Bunların başında ihale yolsuzlukları gelmekte olup, bu durum kamu alımlarında belirli firmalara avantaj sağlama olarak ortaya çıkmaktadır.
İmar rantı ise, plan değişiklikleriyle arsa değerlerinin yükseltilmesi, ya da haksız imar izinleriyle çıkar sağlanması şeklinde görülebilmektedir.
Belediye iştirakleri üzerinden usulsüzlük yapılarak, şirketler aracılığıyla denetim dışı harcama yapılabilmektedir.
Partizan kadrolaşma ise, siyasi yakınlık gözetilerek işe alımlar ve terfiler yapılmasıdır.
Yukarıda anlatılan her durumda kamu kaynaklarının özel menfaat için kullanımı görülmektedir. Bu vakaların çoğu, suç tipleri bakımından zimmet, rüşvet, görevi kötüye kullanma ve ihaleye fesat karıştırma gibi Türk Ceza Kanunu’nda yer alan suçlarla örtüşmektedir.
Belediyelerin kendi iç denetim ve teftiş kurulları genellikle belediye başkanına bağlıdır. Bu bağlılık, denetimin bağımsızlığını ortadan kaldırır.
İçişleri Bakanlığı’nın denetim ve görevden alma yetkisi anayasal olsa da, bu yetkinin siyasi amaçlarla kullanıldığı iddiaları da sıkça gündeme gelmektedir.
Sayıştay her yıl belediyeleri mali açıdan denetlemekte, ancak hazırladığı raporların çoğu yalnızca tespit düzeyinde kalmakta ve fiili bir yaptırıma dönüşmemektedir. Öte yandan özel hukukta belediyelere dair açılan davalar yıllarca sürmekte, bu da kamu zararının tahsilini ve caydırıcılığı zorlaştırmaktadır.
Yolsuzluk döngüsünün en büyük sonucu kamusal güvensizlik olup, vatandaşın devlete ve yerel yönetime olan güveni sarsılır. Yolsuzluklar hizmet kalitesinin düşmesine ve kaynakların halka değil, belirli kişi veya gruplara yönlendirilirmesine sebep olur. Kamu kaynaklarının haksız israfı, kısa ve uzun vadeli projelerin ertelenmesine ve vatandaşın zarar görmesine sebeb olmaktadır.

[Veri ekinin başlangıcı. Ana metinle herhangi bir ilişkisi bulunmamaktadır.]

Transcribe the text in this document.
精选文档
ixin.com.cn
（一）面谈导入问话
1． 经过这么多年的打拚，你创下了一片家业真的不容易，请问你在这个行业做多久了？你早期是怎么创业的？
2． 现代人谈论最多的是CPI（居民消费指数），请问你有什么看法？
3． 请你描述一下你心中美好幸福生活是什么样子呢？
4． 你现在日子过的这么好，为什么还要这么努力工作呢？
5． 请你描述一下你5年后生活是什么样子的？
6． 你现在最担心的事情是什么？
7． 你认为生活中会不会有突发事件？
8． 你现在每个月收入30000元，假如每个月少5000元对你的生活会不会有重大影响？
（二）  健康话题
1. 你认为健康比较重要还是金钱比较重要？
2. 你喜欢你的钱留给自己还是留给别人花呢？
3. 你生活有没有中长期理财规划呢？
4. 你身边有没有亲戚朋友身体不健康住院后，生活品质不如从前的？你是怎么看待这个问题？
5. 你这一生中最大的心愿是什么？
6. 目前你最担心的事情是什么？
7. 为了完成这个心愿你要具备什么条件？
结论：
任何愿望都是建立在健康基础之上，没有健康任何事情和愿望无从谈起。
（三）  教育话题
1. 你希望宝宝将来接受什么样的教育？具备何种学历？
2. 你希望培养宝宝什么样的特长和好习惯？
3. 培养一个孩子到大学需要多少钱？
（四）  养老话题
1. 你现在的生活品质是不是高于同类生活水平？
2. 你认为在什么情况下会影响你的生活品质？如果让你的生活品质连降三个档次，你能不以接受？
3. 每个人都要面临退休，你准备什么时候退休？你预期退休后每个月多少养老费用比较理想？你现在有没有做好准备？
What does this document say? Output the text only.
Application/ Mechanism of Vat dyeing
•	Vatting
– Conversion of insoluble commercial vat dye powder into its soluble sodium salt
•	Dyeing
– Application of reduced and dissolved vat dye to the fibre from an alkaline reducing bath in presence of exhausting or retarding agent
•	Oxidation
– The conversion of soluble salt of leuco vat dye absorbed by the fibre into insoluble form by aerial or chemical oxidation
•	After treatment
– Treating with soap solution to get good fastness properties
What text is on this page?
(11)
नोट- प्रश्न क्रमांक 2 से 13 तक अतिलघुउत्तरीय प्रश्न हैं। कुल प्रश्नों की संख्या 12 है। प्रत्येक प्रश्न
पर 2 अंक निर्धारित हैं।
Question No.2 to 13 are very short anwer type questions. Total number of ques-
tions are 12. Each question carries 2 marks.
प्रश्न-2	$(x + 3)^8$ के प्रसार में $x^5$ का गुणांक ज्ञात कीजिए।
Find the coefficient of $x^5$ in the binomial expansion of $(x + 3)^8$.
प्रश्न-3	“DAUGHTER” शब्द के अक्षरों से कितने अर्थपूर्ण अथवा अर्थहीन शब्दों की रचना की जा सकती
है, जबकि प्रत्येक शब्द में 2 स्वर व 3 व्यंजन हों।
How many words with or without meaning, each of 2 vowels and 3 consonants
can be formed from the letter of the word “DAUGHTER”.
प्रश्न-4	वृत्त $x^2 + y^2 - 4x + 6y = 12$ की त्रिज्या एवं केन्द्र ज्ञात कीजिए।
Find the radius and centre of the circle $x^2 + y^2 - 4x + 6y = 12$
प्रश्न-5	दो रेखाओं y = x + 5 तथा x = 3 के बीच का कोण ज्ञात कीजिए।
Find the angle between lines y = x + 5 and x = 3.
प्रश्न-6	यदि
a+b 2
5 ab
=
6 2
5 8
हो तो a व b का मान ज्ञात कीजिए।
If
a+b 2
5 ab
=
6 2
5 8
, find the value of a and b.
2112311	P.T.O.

Türkiye’de yerel yönetimler, artan kaynak ve yetki ile birlikte sorumluluğu da büyüyen kurumlardır. Ancak bu güç, denetimsizlikle birleştiğinde yolsuzluk döngüsüne dönüşmektedir. Mevcut yolsuzluk vakaları yalnızca münferit suçlar olmayıp, denetim sisteminin, kurumsal etik anlayışın ve yönetsel şeffaflığın zayıflığını ortaya koymaktadır. Bu sarmaldan çıkış, yalnızca hukuki değil, aynı zamanda kültürel ve siyasal bir dönüşümü gerektirmektedir.
“Devletin malı deniz, yemeyen keriz” sakat mantığından çıkıp, “devletin malı emanet, onu korumamak ihanet” mantığına ulaştığımızda sorunun kaynağını kurutmuş olacağız. Çünkü hangi siyasi görüşte olursa olsun, sonuçta bu kişiler bu toplumun içinden çıkmaktadır.